Maryland Health Secretary Nelson J. Sabatini has promised not to approve the opening of any private, for-profit methadone clinics in Baltimore County without local government approval.
"I have absolutely no intention to do that," Mr. Sabatini said yesterday.
Baltimore County Executive Roger B. Hayden said he already has written Mr. Sabatini to oppose two clinics planned for Rosedale. The clinics would open within several blocks of each other. A third clinic is proposed for York Road south of Towson, but no application has been filed.
While making his promise, Mr. Sabatini also made it clear he doesn't want to give local officials veto power over every proposed methadone center in Maryland.
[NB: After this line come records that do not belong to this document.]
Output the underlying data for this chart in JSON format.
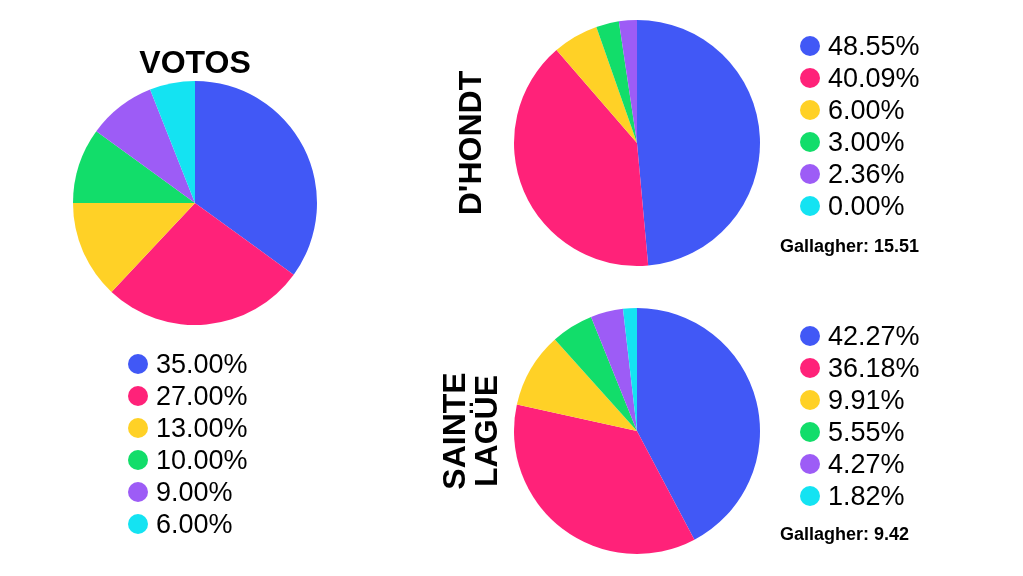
{
  "chart_data": [
    {
      "type": "pie",
      "title": "VOTOS",
      "categories": [
        "35.00%",
        "27.00%",
        "13.00%",
        "10.00%",
        "9.00%",
        "6.00%"
      ],
      "values": [
        35,
        27,
        13,
        10,
        9,
        6
      ],
      "colors": [
        "#4158f6",
        "#ff2279",
        "#ffd126",
        "#12dd6a",
        "#9d5cf6",
        "#14e3f2"
      ],
      "legend": "bottom"
    },
    {
      "type": "pie",
      "title": "D'HONDT",
      "categories": [
        "48.55%",
        "40.09%",
        "6.00%",
        "3.00%",
        "2.36%",
        "0.00%"
      ],
      "values": [
        48.55,
        40.09,
        6.0,
        3.0,
        2.36,
        0.0
      ],
      "colors": [
        "#4158f6",
        "#ff2279",
        "#ffd126",
        "#12dd6a",
        "#9d5cf6",
        "#14e3f2"
      ],
      "legend": "right",
      "annotations": [
        "Gallagher: 15.51"
      ]
    },
    {
      "type": "pie",
      "title": "SAINTE LAGÜE",
      "categories": [
        "42.27%",
        "36.18%",
        "9.91%",
        "5.55%",
        "4.27%",
        "1.82%"
      ],
      "values": [
        42.27,
        36.18,
        9.91,
        5.55,
        4.27,
        1.82
      ],
      "colors": [
        "#4158f6",
        "#ff2279",
        "#ffd126",
        "#12dd6a",
        "#9d5cf6",
        "#14e3f2"
      ],
      "legend": "right",
      "annotations": [
        "Gallagher: 9.42"
      ]
    }
  ]
}
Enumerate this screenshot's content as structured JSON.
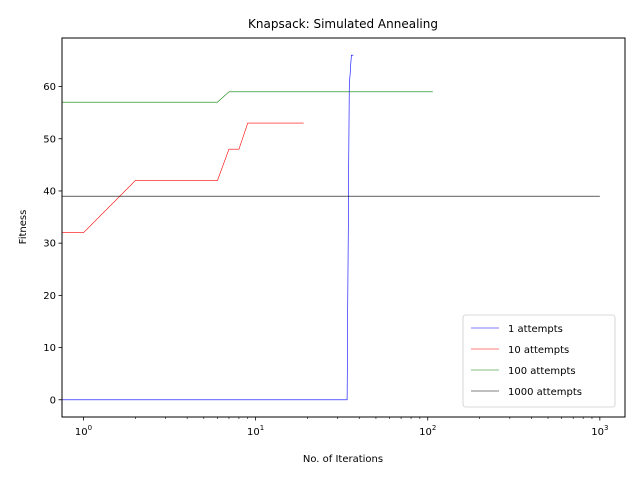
{
  "chart_data": {
    "type": "line",
    "title": "Knapsack: Simulated Annealing",
    "xlabel": "No. of Iterations",
    "ylabel": "Fitness",
    "xscale": "log",
    "xlim": [
      0.75,
      1400
    ],
    "ylim": [
      -3.3,
      69.3
    ],
    "x_ticks": [
      1,
      10,
      100,
      1000
    ],
    "x_tick_labels": [
      {
        "base": "10",
        "exp": "0"
      },
      {
        "base": "10",
        "exp": "1"
      },
      {
        "base": "10",
        "exp": "2"
      },
      {
        "base": "10",
        "exp": "3"
      }
    ],
    "y_ticks": [
      0,
      10,
      20,
      30,
      40,
      50,
      60
    ],
    "y_tick_labels": [
      "0",
      "10",
      "20",
      "30",
      "40",
      "50",
      "60"
    ],
    "grid": false,
    "legend_position": "lower-right",
    "series": [
      {
        "name": "1 attempts",
        "color": "#0000ff",
        "points": [
          [
            0.75,
            0
          ],
          [
            34,
            0
          ],
          [
            35,
            60
          ],
          [
            36,
            66
          ],
          [
            37,
            66
          ]
        ]
      },
      {
        "name": "10 attempts",
        "color": "#ff0000",
        "points": [
          [
            0.75,
            32
          ],
          [
            1,
            32
          ],
          [
            2,
            42
          ],
          [
            6,
            42
          ],
          [
            7,
            48
          ],
          [
            8,
            48
          ],
          [
            9,
            53
          ],
          [
            19,
            53
          ]
        ]
      },
      {
        "name": "100 attempts",
        "color": "#008000",
        "points": [
          [
            0.75,
            57
          ],
          [
            6,
            57
          ],
          [
            7,
            59
          ],
          [
            107,
            59
          ]
        ]
      },
      {
        "name": "1000 attempts",
        "color": "#000000",
        "points": [
          [
            0.75,
            39
          ],
          [
            1000,
            39
          ]
        ]
      }
    ]
  }
}
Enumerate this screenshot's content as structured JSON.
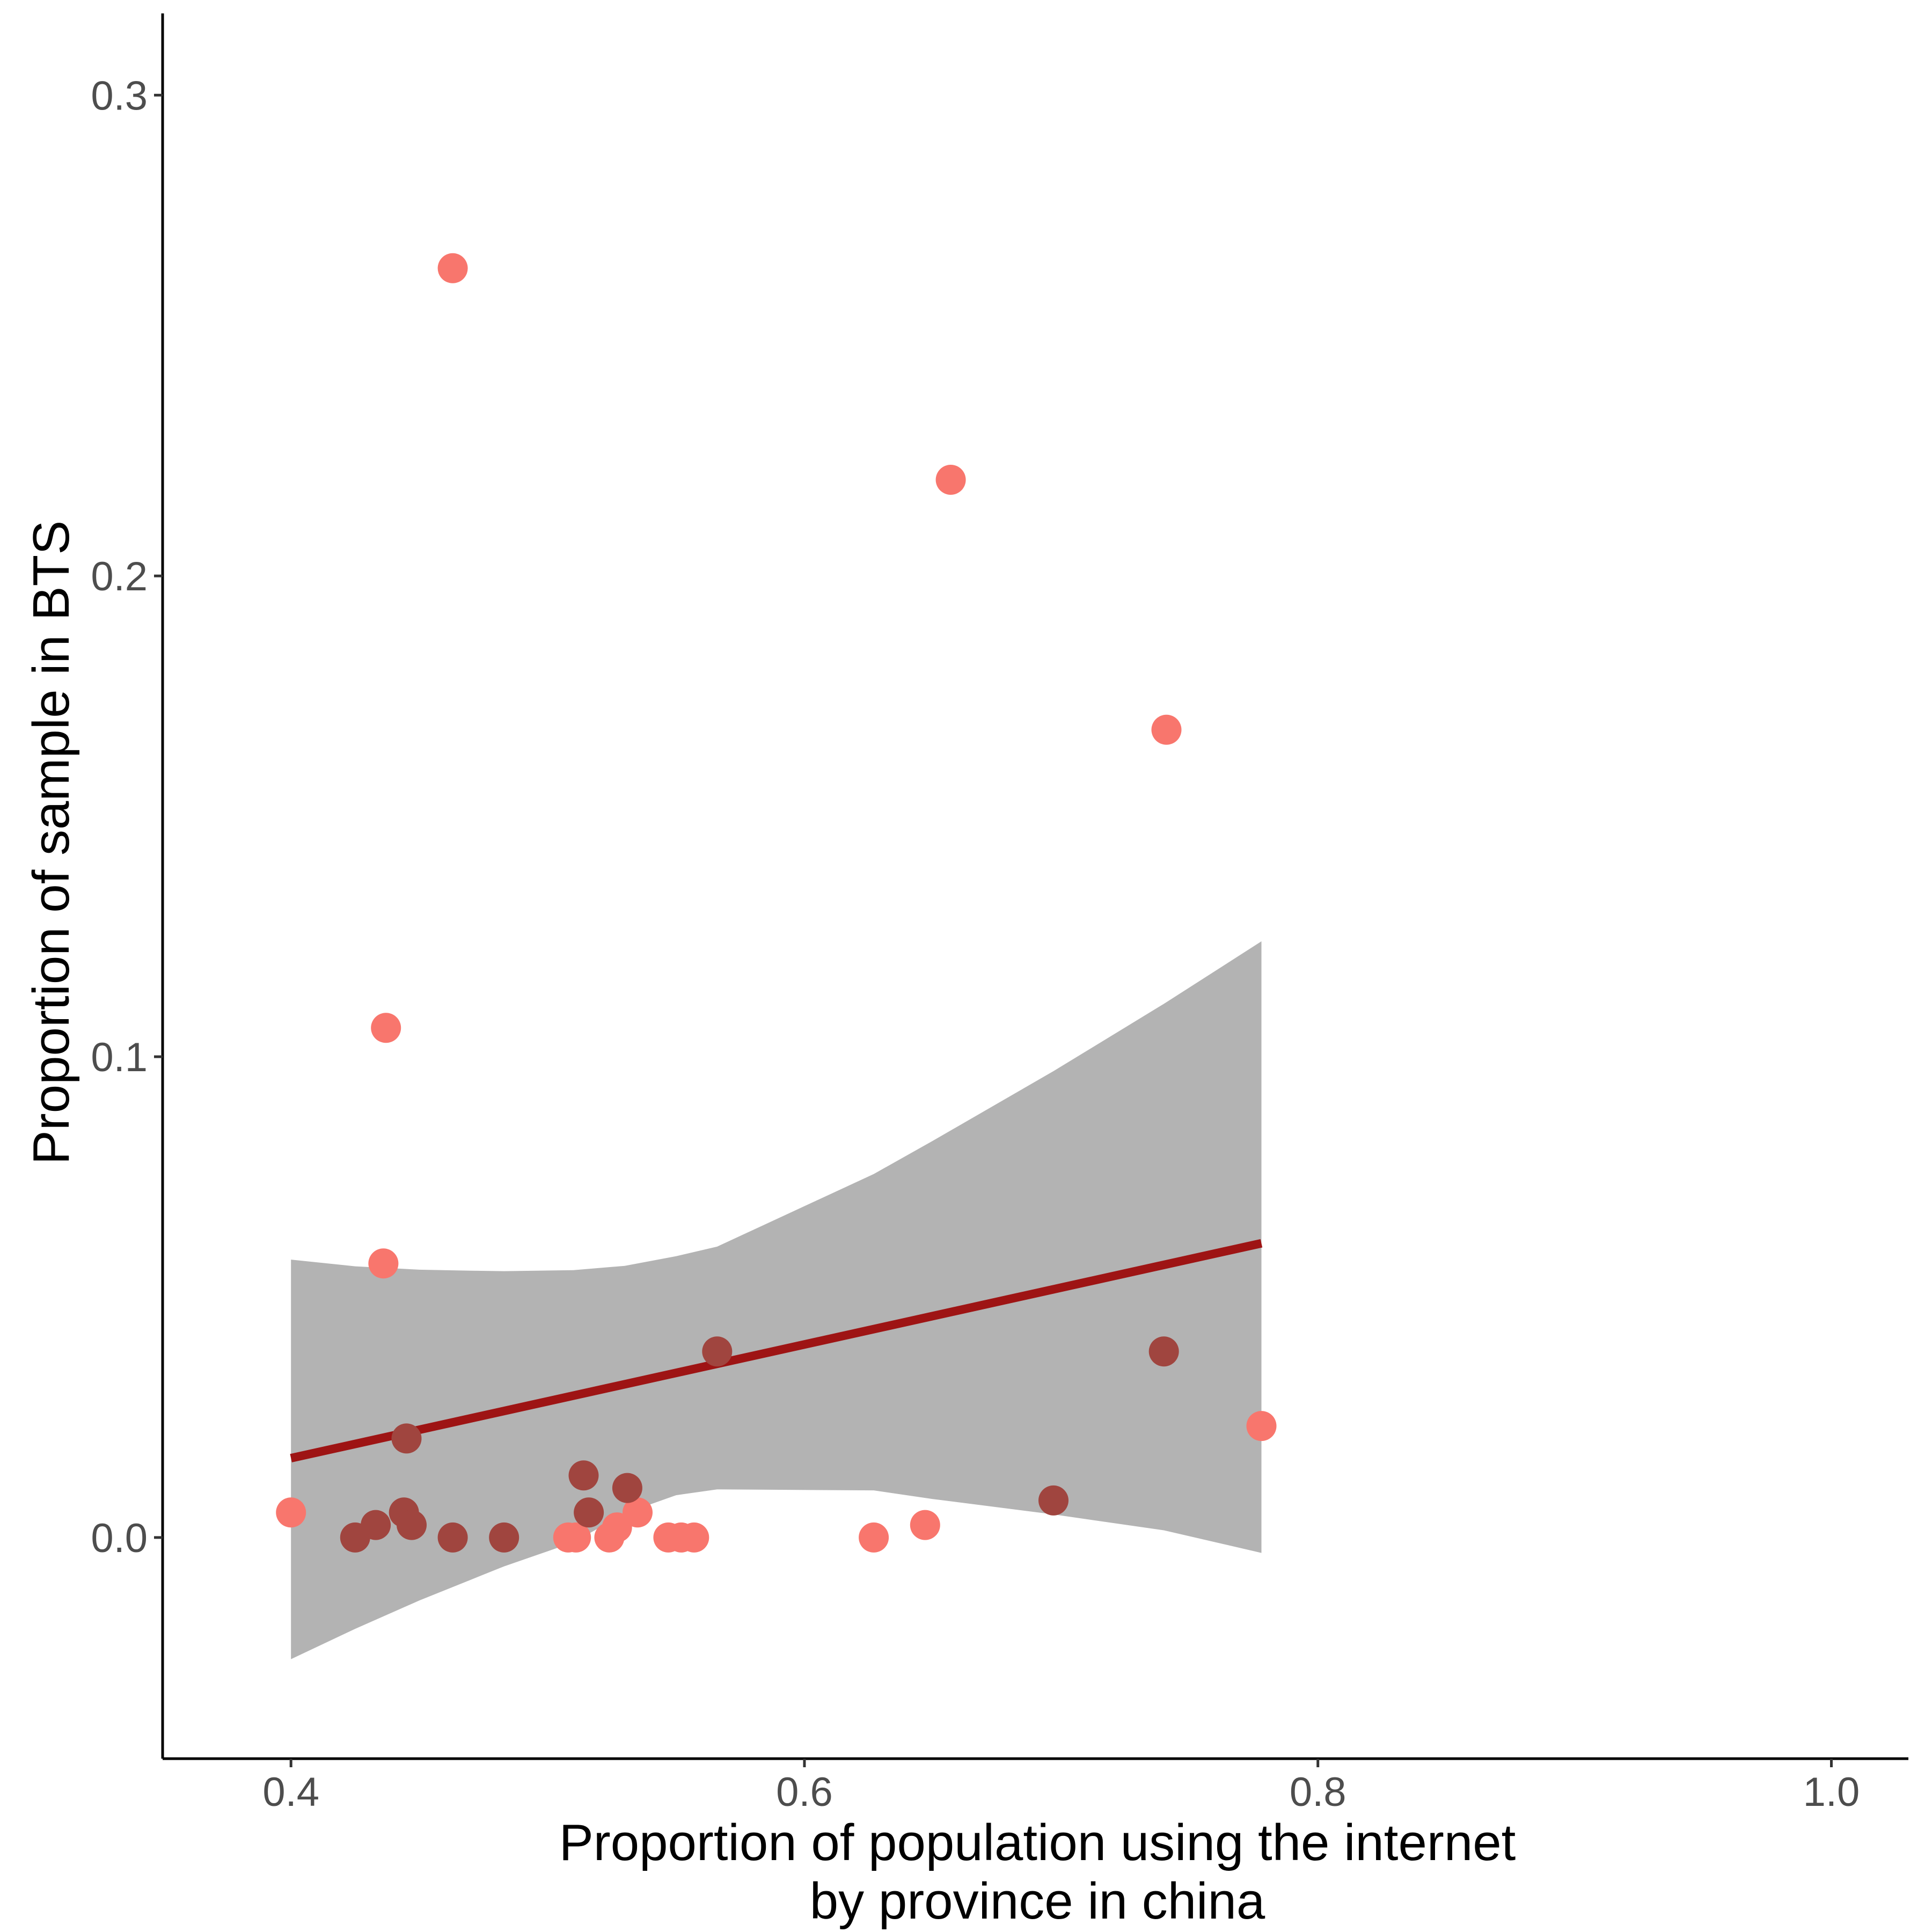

The state will set up a procedure to give local governments a say in the review of methadone clinics, he said.
"I need to sit down and work with county officials," he said. "There's a need for the support provided from these places."
Michael Gimbel, director of the county's Office of Substance Abuse, was elated by Mr. Sabatini's quick response.
"We need to set up a system," said Mr. Gimbel, who opposes bTC private, for-profit methadone clinics, calling them little more than legalized drug dealers. Getting the state to block approval for the Rosedale clinics is "the first step for us," he said. Mr. Gimbel has urged Rosedale citizens to oppose the clinics planned for their area.
As Maryland's health officer, Mr. Sabatini said he must "sign and certify" state approval before the U.S. Food and Drug Administration and the Drug Enforcement Administration can approve a private, for-profit methadone clinic.
"I'm not going to ram anything down [Mr. Hayden's] throat," Mr. Sabatini said.
The state has never tried to block a private methadone clinic from opening in Maryland. Five private clinics are now operating in the state, one each in Carroll, Howard, Montgomery and Prince George's counties, and downtown Baltimore. At least four more are planned.
Last Thursday, about 60 members of the Rosedale Community Association voted to oppose clinics opening in their neighborhood. They also vowed to lobby Mr. Sabatini.
Controversy over the clinics erupted after a "60 Minutes" broadcast on Feb. 21 portrayed alleged abuses at several methadone clinics in Houston. An undercover camera showed how a recovering addict could easily enroll in several private programs and obtain a three-week supply of methadone to take home. It also showed that the synthetic heroin substitute issued at private clinics is available illegally on the street.
Private clinic operators criticized the report as unfair, because it only showed abuses at several clinics, while ignoring clinics that operate properly.
Mr. Gimbel said a change in state health department policy is needed to give local governments a say in whether the clinics are approved, and where they can be located. Local governments currently have no role in the approval process.
He also said several members of the Baltimore County Council are considering changing zoning laws to require a special exception and a public hearing before a clinic can open.
Mr. Gimbel contends that Awakenings, the county-sponsored, subsidized methadone clinic in Timonium is serving the need for methadone in the county. Almost 300 people get the drug at Awakenings. If more methadone clinics are needed, Mr. Gimbel said, "I'll be the first one leading the charge."